I think that the author does have some interesting things to say about oil, using stop-gaps and not wanting to get stuck in a dead-end with respect to energy policy and infrastructure, but I find it odd that he seems to be proposing a one-size fits all solution - i.e. there is one  solution that we should put all/the bulk of funding towards. I think different solutions need to be integrated together. I also found much of the discussion shallow or meandering. 

Mostly it felt like this book was composed out of a loose outline that never got fleshed out. Ultimately it was disappointing. I think that the only people who are going to get anything out of it are people who already are familiar with the topic. This definitely isn't the place to start if you are a student or want to learn about the concept. Sigh, which means that I am going to go back and read his first book Hubbert's Peak to see if it is any better suited as an introduction to the topic. I am just really, really hoping that it is better written as well. 

Oh - about oil prices ... take a look at this graph from the EIA (U.S. Energy Information Administration) 

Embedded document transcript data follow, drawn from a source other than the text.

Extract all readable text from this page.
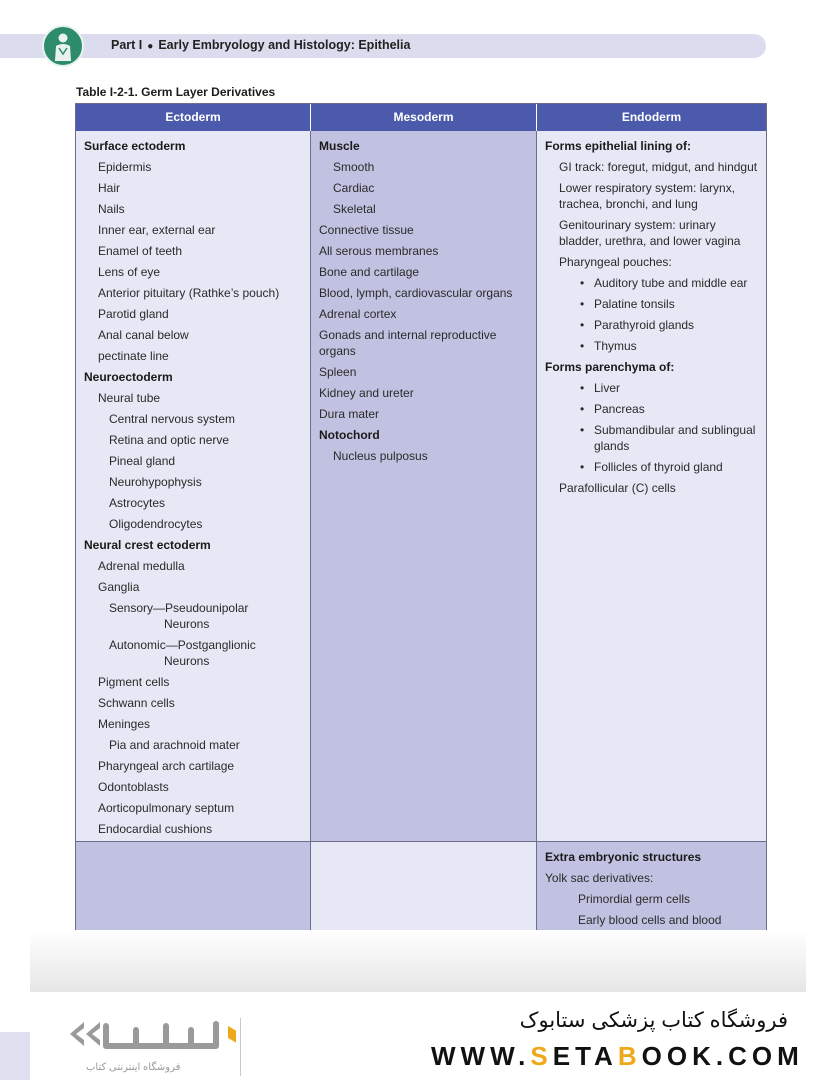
Part I ● Early Embryology and Histology: Epithelia
Table I-2-1. Germ Layer Derivatives
Ectoderm	Mesoderm	Endoderm
Surface ectoderm
Epidermis
Hair
Nails
Inner ear, external ear
Enamel of teeth
Lens of eye
Anterior pituitary (Rathke’s pouch)
Parotid gland
Anal canal below
pectinate line
Neuroectoderm
Neural tube
Central nervous system
Retina and optic nerve
Pineal gland
Neurohypophysis
Astrocytes
Oligodendrocytes
Neural crest ectoderm
Adrenal medulla
Ganglia
Sensory—Pseudounipolar
Neurons
Autonomic—Postganglionic
Neurons
Pigment cells
Schwann cells
Meninges
Pia and arachnoid mater
Pharyngeal arch cartilage
Odontoblasts
Aorticopulmonary septum
Endocardial cushions
Muscle
Smooth
Cardiac
Skeletal
Connective tissue
All serous membranes
Bone and cartilage
Blood, lymph, cardiovascular organs
Adrenal cortex
Gonads and internal reproductive organs
Spleen
Kidney and ureter
Dura mater
Notochord
Nucleus pulposus
Forms epithelial lining of:
GI track: foregut, midgut, and hindgut
Lower respiratory system: larynx, trachea, bronchi, and lung
Genitourinary system: urinary bladder, urethra, and lower vagina
Pharyngeal pouches:
• Auditory tube and middle ear
• Palatine tonsils
• Parathyroid glands
• Thymus
Forms parenchyma of:
• Liver
• Pancreas
• Submandibular and sublingual glands
• Follicles of thyroid gland
Parafollicular (C) cells
Extra embryonic structures
Yolk sac derivatives:
Primordial germ cells
Early blood cells and blood
فروشگاه اینترنتی کتاب
فروشگاه کتاب پزشکی ستابوک
WWW.SETABOOK.COM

See what happened last year?  Production (supply), the blue line, kept going up while consumption (demand) dropped. Classic oversupply causing a price drop. So does this mean "Yeah! we aren't really near peak oil at all" ? Nope. Sorry. This also isn't because of the tight-oil (shale-oil from the Bakken) making the US "energy independent" either.

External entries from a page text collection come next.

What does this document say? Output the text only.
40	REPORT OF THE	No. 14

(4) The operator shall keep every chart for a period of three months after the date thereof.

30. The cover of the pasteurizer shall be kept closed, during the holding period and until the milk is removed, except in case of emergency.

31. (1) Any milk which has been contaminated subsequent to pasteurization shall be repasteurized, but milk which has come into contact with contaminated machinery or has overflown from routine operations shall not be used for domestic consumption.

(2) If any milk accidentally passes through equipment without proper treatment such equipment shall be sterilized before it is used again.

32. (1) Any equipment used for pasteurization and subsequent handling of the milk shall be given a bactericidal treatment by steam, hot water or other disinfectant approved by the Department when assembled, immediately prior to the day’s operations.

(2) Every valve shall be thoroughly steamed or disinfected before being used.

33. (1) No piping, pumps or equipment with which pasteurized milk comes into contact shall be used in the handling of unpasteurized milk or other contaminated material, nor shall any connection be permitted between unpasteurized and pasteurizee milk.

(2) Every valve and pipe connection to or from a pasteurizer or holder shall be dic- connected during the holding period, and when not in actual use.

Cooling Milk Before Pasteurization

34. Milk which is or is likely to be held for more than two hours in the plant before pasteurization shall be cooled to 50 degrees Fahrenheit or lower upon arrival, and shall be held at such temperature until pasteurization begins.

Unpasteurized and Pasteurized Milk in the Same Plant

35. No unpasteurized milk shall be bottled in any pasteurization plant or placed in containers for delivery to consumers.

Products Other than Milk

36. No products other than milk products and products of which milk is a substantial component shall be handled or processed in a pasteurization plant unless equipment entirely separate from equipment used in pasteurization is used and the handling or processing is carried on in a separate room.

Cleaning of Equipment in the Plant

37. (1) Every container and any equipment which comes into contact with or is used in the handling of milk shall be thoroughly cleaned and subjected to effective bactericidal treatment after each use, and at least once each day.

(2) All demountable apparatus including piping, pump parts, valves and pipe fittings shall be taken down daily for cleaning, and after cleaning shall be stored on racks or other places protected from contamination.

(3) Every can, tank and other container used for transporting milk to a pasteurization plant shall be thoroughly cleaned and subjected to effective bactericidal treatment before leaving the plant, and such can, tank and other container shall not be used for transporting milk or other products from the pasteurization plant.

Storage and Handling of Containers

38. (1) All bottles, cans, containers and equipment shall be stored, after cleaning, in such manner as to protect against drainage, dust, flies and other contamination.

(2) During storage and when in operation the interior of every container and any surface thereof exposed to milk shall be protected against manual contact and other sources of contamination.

These exceptionally low oil prices are actually bad for US oil production. See, it costs more per barrel to extract oil from the Bakken then from someplace like Saudi Arabia.  If you look at the graph below the breakeven point for oil from the Hess Bakken is around $60 a barrel, so if the price of oil drops below $60, you would be losing money for each barrel of oil you pull out of the ground and sell. At the $50/barrel line on the graph you can see that most of the US plays are on the wrong side of the break even point - i.e. bad news for US production.

Just FYI - the break even point for oil from Saudi Arabia is closer to $25/barrel. This means that some oil suppliers can survive low prices much better than others. There are oil-rich nations / oil companies that are hurting right now because their oil-fields are on the wrong side of the breakeven point at the current price of oil. However, many of them are going to keep pumping, at least for a while, for a variety of reasons - ex. making a little money off the oil and working at a net loss waiting for prices to rebound is better/less expensive in the long-run than shutting everything down and having to rebuild later. Prices are going to rebound at some point, the question is when.

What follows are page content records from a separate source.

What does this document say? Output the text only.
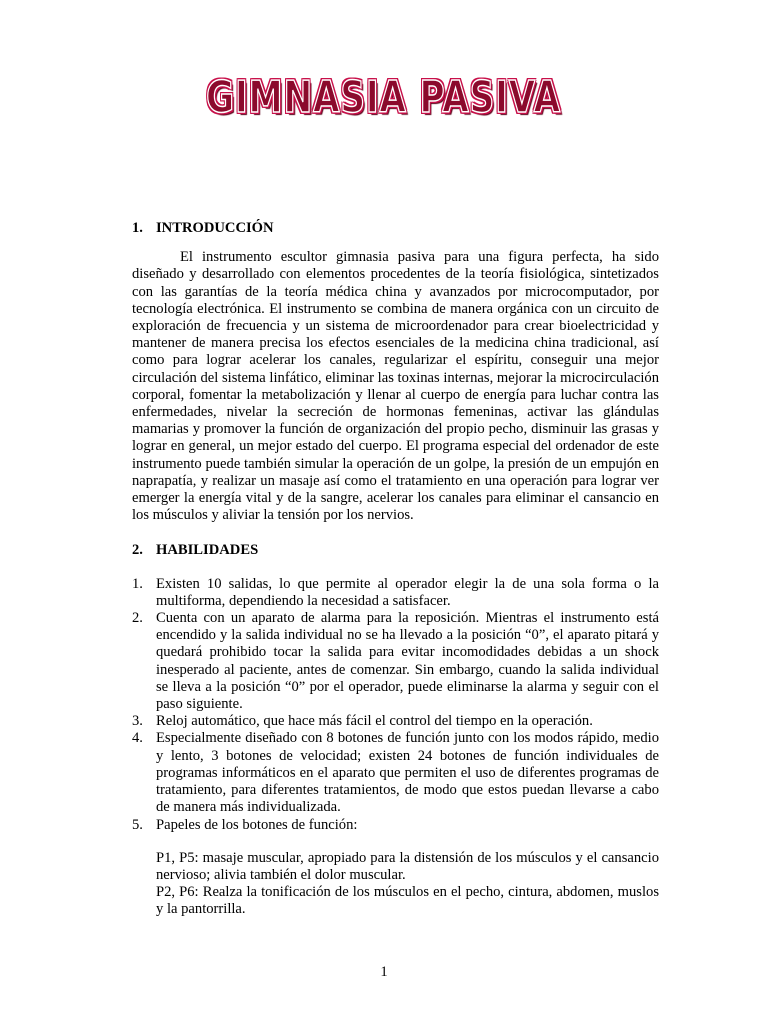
GIMNASIA PASIVA

1. INTRODUCCIÓN

El instrumento escultor gimnasia pasiva para una figura perfecta, ha sido diseñado y desarrollado con elementos procedentes de la teoría fisiológica, sintetizados con las garantías de la teoría médica china y avanzados por microcomputador, por tecnología electrónica. El instrumento se combina de manera orgánica con un circuito de exploración de frecuencia y un sistema de microordenador para crear bioelectricidad y mantener de manera precisa los efectos esenciales de la medicina china tradicional, así como para lograr acelerar los canales, regularizar el espíritu, conseguir una mejor circulación del sistema linfático, eliminar las toxinas internas, mejorar la microcirculación corporal, fomentar la metabolización y llenar al cuerpo de energía para luchar contra las enfermedades, nivelar la secreción de hormonas femeninas, activar las glándulas mamarias y promover la función de organización del propio pecho, disminuir las grasas y lograr en general, un mejor estado del cuerpo. El programa especial del ordenador de este instrumento puede también simular la operación de un golpe, la presión de un empujón en naprapatía, y realizar un masaje así como el tratamiento en una operación para lograr ver emerger la energía vital y de la sangre, acelerar los canales para eliminar el cansancio en los músculos y aliviar la tensión por los nervios.

2. HABILIDADES

1. Existen 10 salidas, lo que permite al operador elegir la de una sola forma o la multiforma, dependiendo la necesidad a satisfacer.
2. Cuenta con un aparato de alarma para la reposición. Mientras el instrumento está encendido y la salida individual no se ha llevado a la posición “0”, el aparato pitará y quedará prohibido tocar la salida para evitar incomodidades debidas a un shock inesperado al paciente, antes de comenzar. Sin embargo, cuando la salida individual se lleva a la posición “0” por el operador, puede eliminarse la alarma y seguir con el paso siguiente.
3. Reloj automático, que hace más fácil el control del tiempo en la operación.
4. Especialmente diseñado con 8 botones de función junto con los modos rápido, medio y lento, 3 botones de velocidad; existen 24 botones de función individuales de programas informáticos en el aparato que permiten el uso de diferentes programas de tratamiento, para diferentes tratamientos, de modo que estos puedan llevarse a cabo de manera más individualizada.
5. Papeles de los botones de función:

P1, P5: masaje muscular, apropiado para la distensión de los músculos y el cansancio nervioso; alivia también el dolor muscular.

P2, P6: Realza la tonificación de los músculos en el pecho, cintura, abdomen, muslos y la pantorrilla.

1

We have almost certainly passed peak on conventional oil resources. The world is increasingly dependent on non-traditional oil sources. There is a lot of oil in non-traditional sources, but it takes more energy to get it out of the ground, refine it and move it to market so the energy return on investment (EROI) is much lower than for conventional oil - thus there might be more of it, but we have to use much more of it to get the same amount of energy out. This means that we are still looking at an oil peak, it is just a somewhat different when you include the non-traditional sources.

And this discussion of cost doesn't even consider the external costs associated with non-conventional oil sources - like environmental damage we do trying to get it out of the ground (see for example Athabasca tar sands and the Keystone Pipeline - part 2) and the extra CO2 that gets put into the atmosphere from acquiring it and using it. 

Complicated stuff. Now I need better books to help explain it.


  1. Hopping over from the Nonfiction Challenge...

    I'll skip this book, but I loved reading your review. I learned so much! Thanks!

  2. I don't blame you. Not much fun to read. I am glad that you liked my review! Thanks for stopping by.